Bundesgerichtshof
Urt. v. 14.03.1962, Az.: IV ZR 219/61
Rechtsmittel
Bibliographie
- Gericht
- BGH
- Datum
- 14.03.1962
- Aktenzeichen
- IV ZR 219/61
- Entscheidungsform
- Urteil
- Referenz
- WKRS 1962, 14836
- Entscheidungsname
- [keine Angabe]
- ECLI
- [keine Angabe]
Verfahrensgang
- vorgehend
- OLG Düsseldorf - 27.07.1961
- LG Düsseldorf
Rechtsgrundlage
- § 48 Abs. 2 EheG
Fundstellen
- MDR 1962, 807-808 (Volltext mit amtl. LS)
- NJW 1962, 1672-1673 (Volltext mit amtl. LS)
Prozessführer
des Schmiedes August W. in D., O. Weg ...,
Prozessgegner
Frau Maria W. geb.

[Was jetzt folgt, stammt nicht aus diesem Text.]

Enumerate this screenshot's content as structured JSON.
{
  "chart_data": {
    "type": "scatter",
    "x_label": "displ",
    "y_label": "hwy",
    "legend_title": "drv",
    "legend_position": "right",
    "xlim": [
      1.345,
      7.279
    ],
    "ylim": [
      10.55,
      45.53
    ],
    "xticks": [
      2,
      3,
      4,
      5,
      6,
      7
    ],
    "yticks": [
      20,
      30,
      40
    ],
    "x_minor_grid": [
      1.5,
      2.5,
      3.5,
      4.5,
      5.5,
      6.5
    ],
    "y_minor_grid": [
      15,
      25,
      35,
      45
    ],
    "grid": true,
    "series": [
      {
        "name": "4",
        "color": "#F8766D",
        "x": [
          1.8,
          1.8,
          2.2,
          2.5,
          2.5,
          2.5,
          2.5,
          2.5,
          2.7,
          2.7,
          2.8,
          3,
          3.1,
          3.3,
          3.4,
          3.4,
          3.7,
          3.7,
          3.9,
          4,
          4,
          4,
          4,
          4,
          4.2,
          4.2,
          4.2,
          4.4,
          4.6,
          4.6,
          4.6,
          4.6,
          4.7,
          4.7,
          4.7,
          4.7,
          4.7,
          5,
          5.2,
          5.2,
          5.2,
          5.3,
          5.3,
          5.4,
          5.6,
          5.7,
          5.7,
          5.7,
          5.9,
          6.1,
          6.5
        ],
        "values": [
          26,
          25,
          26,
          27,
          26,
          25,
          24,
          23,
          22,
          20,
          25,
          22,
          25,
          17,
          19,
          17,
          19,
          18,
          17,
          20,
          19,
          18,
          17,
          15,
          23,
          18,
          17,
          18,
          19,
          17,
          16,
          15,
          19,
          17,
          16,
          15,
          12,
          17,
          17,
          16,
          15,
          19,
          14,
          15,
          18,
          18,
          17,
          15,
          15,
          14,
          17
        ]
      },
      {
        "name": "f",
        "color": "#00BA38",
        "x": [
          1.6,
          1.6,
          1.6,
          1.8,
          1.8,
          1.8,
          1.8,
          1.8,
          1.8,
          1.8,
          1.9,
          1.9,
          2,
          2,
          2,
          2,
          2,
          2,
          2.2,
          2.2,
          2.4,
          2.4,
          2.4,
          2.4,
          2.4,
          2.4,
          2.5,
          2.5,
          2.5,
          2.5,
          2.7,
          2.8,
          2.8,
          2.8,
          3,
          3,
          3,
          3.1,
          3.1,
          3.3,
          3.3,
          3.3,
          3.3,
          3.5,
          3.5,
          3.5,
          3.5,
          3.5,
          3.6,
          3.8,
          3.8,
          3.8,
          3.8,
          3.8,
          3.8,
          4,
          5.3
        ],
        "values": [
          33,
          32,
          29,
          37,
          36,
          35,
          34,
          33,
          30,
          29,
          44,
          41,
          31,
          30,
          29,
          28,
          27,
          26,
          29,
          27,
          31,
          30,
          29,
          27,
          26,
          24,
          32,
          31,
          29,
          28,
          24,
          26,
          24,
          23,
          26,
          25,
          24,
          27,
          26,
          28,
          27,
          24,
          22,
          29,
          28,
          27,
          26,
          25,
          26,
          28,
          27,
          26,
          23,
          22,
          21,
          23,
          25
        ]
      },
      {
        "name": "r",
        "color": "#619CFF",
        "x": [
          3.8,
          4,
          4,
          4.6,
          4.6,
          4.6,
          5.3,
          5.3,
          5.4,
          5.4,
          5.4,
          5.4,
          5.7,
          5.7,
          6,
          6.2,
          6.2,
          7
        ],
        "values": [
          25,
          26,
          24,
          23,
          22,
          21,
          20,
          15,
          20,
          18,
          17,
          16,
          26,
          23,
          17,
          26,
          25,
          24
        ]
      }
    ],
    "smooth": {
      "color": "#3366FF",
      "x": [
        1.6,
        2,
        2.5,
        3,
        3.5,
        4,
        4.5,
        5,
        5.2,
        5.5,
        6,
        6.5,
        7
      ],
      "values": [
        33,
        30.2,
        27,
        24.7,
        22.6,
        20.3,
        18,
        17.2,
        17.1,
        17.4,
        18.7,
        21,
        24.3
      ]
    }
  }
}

W. in A., Bezirk O. G.straße ..., polnische Anschrift: S. B., U. O.,
Amtlicher Leitsatz
- a)
Auch bei langjähriger durch die politischen Verhältnisse bewirkter Trennung der Eheleute kann die eingetretene Zerrüttung der Ehe insbesondere dann überwiegend von dem Scheidungskläger verschuldet sein, wenn er es aus ehewidriger Gesinnung unterlassen hat, die Voraussetzungen für die Wiedervereinigung der Eheleute zu schaffen.
- b)
Der zulässige Widerspruch des beklagten Ehegatten gegen die Scheidung ist nicht zu beachten, wenn diesem Ehegatten entweder die Bindung an die Ehe oder die zumutbare Bereitschaft, die Ehe fortzusetzen, fehlt.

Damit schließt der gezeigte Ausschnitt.